At a school in Bellcaire, twenty children between 6 and 7 years of age were playing in the yard. A makeshift soccer field where Tito Vilanova played during childhood, although he also studied at the Escala and Figueres before entering La Masia. All children know who their famous countryman is, which club he trains and even the reason that led him to take over as first team. “He will be the next coach because Guardiola retires,” says one of them, because of his young age, he sees the FC Barcelona coach as a very old person.

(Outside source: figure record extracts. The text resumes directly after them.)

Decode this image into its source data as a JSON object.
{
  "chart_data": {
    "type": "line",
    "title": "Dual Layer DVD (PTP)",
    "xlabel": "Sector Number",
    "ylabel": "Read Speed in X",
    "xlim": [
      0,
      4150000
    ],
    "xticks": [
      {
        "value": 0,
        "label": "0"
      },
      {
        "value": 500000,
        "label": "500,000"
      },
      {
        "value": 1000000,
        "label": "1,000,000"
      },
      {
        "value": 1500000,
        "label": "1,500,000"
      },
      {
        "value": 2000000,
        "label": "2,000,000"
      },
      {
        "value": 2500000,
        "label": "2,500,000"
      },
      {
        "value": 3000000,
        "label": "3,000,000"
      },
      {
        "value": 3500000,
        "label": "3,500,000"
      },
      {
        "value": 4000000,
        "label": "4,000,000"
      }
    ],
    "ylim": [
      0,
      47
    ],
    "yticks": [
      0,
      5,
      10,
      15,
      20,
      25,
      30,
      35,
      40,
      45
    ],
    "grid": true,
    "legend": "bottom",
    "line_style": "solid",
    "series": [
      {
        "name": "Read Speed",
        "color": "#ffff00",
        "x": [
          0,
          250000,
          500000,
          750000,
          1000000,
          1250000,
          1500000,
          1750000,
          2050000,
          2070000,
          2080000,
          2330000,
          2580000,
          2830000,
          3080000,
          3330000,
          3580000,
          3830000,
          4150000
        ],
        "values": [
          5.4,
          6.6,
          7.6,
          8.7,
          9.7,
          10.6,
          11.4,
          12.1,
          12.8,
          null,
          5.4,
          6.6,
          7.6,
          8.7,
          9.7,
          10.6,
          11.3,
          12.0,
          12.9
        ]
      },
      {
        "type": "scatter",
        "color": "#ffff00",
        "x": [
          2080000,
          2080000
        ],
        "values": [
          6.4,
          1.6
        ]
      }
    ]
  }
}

They are young but remember what Jose Mourinho said. “A person so discreet as Tito, doesn’t like the popularity he got because of the incident with Mourinho. He is quite the opposite,” says the mayor. “And for us, that aggression is a metaphor for the Catalan character: resist, even if someone puts their finger in your eye,” says Font, with his characteristic ease to turn sports events into political symbols. Jordi Pique said that Vilanova was a “good kid” and had “good grades“, although as a student he was “a little shy.” A discreet character that is still one of Tito’s features: “when I meet him on the street he greet me and still continues talking with some timidity,” he explained. A feature of the character that is very important for the future Barcelona coach who will face a certain Portuguese manager in the future.